Blogger Andrew Louis said...

Is metaphysics nothing more then art perhaps?

November 15, 2008 2:07 PM  
Blogger Fido the Yak said...

Note to Self: to think "actual possibility" requires thinking, somehow if not directly, an actual that could be otherwise. The "could be otherwise" is not a mode of thinking inferior to or even posterior to the "as" or the "as such." It is not mere second-guessing. It is in a sense already contained in the "as," perhaps even as a condition of the "as". Nothing about the "actual" is settled. It remains open to the "could be otherwise." What is an action? Not a closing of possibilities, but the expression of a new transcendence. You could actualize tesseractually, for example, hyperactually. Nothing about the nature of action rules that out (nor specifies an ideal relation. Vagueness is allowed, an expressive possibility.) "Actual possibility" circumscribed though not determined by habit, cultivation. Need a better word for co-arising. Systasis. Synairetic verition of actual possibility, or, leaving it up in the air, systatic cultivation of actual possibilities, and more broadly, systatic cultivation of hyperactual possibilities. "Letting the imagination go" means the systatic cultivation of hyperactual possibilities. Metaphysics. Methactual. Metapragmatic. A synairtic grasp of the thing. Of physis. Diaphany. Test the boundaries of the metaphysical at the things themselves. What are the things of the imagination–do we need a metapragmatics even to grasp what those are, or an actual systatic metaphysics?

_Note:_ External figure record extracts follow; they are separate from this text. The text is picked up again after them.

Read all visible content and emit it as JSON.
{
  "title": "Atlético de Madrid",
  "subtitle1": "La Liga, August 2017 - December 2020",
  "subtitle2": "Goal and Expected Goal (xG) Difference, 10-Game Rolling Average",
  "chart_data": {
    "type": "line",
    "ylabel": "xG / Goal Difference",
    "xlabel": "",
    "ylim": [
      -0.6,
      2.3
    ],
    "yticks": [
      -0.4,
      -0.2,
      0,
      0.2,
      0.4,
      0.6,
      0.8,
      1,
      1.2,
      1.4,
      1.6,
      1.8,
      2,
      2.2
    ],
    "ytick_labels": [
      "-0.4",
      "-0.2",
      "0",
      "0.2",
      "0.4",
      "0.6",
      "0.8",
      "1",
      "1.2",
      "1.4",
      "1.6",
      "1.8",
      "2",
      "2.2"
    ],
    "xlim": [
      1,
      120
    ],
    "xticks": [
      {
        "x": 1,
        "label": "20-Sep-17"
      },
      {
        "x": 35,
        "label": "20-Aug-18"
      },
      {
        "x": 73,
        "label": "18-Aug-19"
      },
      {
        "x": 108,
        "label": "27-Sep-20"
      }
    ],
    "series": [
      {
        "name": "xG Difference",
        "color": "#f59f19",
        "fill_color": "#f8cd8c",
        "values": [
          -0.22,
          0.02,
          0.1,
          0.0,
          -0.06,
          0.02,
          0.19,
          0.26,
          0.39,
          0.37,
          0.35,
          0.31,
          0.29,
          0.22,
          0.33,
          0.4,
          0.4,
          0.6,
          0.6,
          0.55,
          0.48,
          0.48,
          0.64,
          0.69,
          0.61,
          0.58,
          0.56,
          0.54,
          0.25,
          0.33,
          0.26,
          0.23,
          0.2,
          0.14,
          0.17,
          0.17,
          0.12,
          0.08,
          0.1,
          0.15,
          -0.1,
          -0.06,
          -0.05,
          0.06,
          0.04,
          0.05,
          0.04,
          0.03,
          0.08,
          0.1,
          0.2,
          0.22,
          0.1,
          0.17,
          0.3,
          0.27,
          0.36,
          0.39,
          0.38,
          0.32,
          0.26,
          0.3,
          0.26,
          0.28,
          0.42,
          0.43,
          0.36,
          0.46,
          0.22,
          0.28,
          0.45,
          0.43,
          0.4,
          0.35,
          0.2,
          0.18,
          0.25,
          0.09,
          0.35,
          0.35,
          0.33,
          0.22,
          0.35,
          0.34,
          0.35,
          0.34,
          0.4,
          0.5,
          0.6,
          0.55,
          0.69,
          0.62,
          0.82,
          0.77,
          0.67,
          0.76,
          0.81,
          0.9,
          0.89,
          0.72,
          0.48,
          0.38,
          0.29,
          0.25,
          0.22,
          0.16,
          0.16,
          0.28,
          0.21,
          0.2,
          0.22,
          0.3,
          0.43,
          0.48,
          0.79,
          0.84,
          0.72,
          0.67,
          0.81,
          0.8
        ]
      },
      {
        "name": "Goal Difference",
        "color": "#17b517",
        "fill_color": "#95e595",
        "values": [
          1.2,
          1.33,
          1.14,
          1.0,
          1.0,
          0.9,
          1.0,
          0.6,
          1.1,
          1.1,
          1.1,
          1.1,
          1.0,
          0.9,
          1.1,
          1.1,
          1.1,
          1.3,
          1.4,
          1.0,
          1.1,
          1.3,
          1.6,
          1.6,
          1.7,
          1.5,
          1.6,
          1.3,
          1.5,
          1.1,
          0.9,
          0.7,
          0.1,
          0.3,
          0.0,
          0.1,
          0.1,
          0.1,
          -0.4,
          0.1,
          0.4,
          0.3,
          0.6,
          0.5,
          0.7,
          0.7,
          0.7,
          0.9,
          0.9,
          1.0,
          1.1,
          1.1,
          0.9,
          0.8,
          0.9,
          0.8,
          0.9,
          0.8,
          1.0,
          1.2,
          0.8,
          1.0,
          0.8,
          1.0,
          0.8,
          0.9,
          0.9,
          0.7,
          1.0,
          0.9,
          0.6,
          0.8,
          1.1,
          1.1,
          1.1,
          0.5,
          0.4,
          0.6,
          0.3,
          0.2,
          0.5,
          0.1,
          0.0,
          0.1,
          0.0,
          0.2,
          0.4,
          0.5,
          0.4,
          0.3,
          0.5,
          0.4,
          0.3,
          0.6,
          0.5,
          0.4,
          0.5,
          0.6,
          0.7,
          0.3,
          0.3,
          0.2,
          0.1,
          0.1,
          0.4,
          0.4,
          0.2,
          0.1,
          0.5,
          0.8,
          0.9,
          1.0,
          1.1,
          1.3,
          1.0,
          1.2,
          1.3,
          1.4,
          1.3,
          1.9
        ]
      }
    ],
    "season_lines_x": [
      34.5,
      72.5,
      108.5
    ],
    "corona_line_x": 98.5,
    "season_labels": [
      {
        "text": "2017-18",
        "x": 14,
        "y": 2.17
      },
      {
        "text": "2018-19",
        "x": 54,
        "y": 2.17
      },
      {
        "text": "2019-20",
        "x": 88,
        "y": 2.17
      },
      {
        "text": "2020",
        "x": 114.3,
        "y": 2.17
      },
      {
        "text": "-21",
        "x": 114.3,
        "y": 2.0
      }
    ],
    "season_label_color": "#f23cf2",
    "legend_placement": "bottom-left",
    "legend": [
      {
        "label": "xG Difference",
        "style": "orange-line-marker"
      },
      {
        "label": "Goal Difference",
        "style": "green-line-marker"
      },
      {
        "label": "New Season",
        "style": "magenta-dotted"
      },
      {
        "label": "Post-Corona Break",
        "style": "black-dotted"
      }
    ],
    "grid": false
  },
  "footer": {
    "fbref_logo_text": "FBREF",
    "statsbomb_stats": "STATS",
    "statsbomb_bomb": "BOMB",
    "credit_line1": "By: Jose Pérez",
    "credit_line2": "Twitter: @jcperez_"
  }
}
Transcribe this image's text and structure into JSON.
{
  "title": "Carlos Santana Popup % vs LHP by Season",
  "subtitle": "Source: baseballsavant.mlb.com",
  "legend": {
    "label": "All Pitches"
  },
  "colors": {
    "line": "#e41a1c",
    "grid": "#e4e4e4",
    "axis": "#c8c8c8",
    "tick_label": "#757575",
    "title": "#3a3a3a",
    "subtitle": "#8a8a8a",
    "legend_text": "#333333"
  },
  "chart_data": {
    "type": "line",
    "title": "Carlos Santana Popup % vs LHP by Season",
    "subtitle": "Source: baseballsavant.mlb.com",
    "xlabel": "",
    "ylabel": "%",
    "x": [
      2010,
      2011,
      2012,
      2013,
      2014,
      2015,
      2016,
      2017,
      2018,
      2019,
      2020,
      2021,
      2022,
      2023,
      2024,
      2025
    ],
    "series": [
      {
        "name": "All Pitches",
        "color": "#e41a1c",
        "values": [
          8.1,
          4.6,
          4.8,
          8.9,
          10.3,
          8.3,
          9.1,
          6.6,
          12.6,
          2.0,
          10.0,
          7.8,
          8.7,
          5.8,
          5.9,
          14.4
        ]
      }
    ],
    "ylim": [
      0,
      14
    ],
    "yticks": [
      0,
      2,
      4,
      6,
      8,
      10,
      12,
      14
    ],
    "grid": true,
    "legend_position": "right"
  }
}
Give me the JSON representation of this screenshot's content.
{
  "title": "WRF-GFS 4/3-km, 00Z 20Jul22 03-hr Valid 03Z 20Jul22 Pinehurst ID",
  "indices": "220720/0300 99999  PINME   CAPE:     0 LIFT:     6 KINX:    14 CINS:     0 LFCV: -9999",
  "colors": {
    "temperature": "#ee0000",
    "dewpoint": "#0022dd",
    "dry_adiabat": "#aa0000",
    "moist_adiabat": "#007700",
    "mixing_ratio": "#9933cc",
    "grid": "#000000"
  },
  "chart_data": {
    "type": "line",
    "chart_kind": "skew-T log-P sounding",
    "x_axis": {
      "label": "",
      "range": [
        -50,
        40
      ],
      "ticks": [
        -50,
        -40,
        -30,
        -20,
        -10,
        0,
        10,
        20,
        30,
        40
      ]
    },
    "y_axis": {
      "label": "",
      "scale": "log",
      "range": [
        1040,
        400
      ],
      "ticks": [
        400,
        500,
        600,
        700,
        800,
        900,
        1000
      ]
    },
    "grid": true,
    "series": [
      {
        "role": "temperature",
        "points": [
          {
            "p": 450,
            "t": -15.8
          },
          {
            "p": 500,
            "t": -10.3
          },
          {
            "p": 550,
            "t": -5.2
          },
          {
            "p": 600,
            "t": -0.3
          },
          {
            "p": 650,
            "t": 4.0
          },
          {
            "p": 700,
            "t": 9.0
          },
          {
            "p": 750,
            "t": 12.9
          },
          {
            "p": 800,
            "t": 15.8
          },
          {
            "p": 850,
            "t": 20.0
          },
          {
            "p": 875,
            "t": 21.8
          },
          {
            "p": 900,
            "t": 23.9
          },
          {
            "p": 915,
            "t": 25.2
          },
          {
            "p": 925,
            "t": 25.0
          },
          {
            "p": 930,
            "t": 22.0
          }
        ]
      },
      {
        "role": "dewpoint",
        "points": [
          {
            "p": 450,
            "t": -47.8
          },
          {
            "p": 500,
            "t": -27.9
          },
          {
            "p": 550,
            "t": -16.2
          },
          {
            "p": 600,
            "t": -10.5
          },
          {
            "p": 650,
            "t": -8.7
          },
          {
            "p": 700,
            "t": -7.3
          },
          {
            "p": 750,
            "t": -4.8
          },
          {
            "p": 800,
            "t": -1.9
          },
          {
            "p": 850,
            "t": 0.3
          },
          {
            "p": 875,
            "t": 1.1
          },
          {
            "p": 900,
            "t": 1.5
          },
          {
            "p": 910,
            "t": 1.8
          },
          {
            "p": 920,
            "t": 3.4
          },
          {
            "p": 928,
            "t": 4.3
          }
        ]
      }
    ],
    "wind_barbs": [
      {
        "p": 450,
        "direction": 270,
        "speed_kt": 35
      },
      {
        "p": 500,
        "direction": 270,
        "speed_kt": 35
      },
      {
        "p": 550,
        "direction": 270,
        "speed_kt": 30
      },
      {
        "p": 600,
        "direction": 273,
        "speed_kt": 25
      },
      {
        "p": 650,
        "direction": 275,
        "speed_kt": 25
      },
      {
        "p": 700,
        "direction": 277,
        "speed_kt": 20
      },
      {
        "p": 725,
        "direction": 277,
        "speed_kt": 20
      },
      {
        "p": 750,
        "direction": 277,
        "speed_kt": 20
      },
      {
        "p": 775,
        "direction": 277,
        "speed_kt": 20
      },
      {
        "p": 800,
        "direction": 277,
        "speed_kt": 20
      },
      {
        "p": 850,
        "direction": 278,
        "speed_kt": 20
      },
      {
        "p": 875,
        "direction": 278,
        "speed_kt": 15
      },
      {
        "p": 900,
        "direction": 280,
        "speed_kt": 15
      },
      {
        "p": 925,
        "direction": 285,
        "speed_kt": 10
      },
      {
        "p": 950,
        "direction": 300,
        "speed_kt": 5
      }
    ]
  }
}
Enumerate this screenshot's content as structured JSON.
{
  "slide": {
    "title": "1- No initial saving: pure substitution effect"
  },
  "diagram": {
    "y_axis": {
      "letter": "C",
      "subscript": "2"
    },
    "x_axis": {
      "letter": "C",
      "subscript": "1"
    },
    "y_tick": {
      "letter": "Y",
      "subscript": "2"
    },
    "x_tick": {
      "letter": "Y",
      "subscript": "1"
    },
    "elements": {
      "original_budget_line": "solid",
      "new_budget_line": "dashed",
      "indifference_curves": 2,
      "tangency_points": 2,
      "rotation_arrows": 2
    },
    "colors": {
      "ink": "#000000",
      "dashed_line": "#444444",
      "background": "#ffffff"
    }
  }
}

November 16, 2008 10:15 AM  
Blogger Fido the Yak said...

Andrew, at first blush I'm going to say no, and it has to do with the way the question is formulated as a "nothing more than" which implies a devaluation of art, which I don't think is necessary to pursue things we are curious about. Conversely, are the verbal arts metaphysical, or does saying "metaphysical" devalue them already? Could they be both exercises in metaphysics and patterned after the plastic arts? What is the statue for philosophy? Should we admire the busts of philosophers? What purpose do such reminders serve? Oh, this is a tangent, sure. Your question deserves serious study. I think you should pursue it further.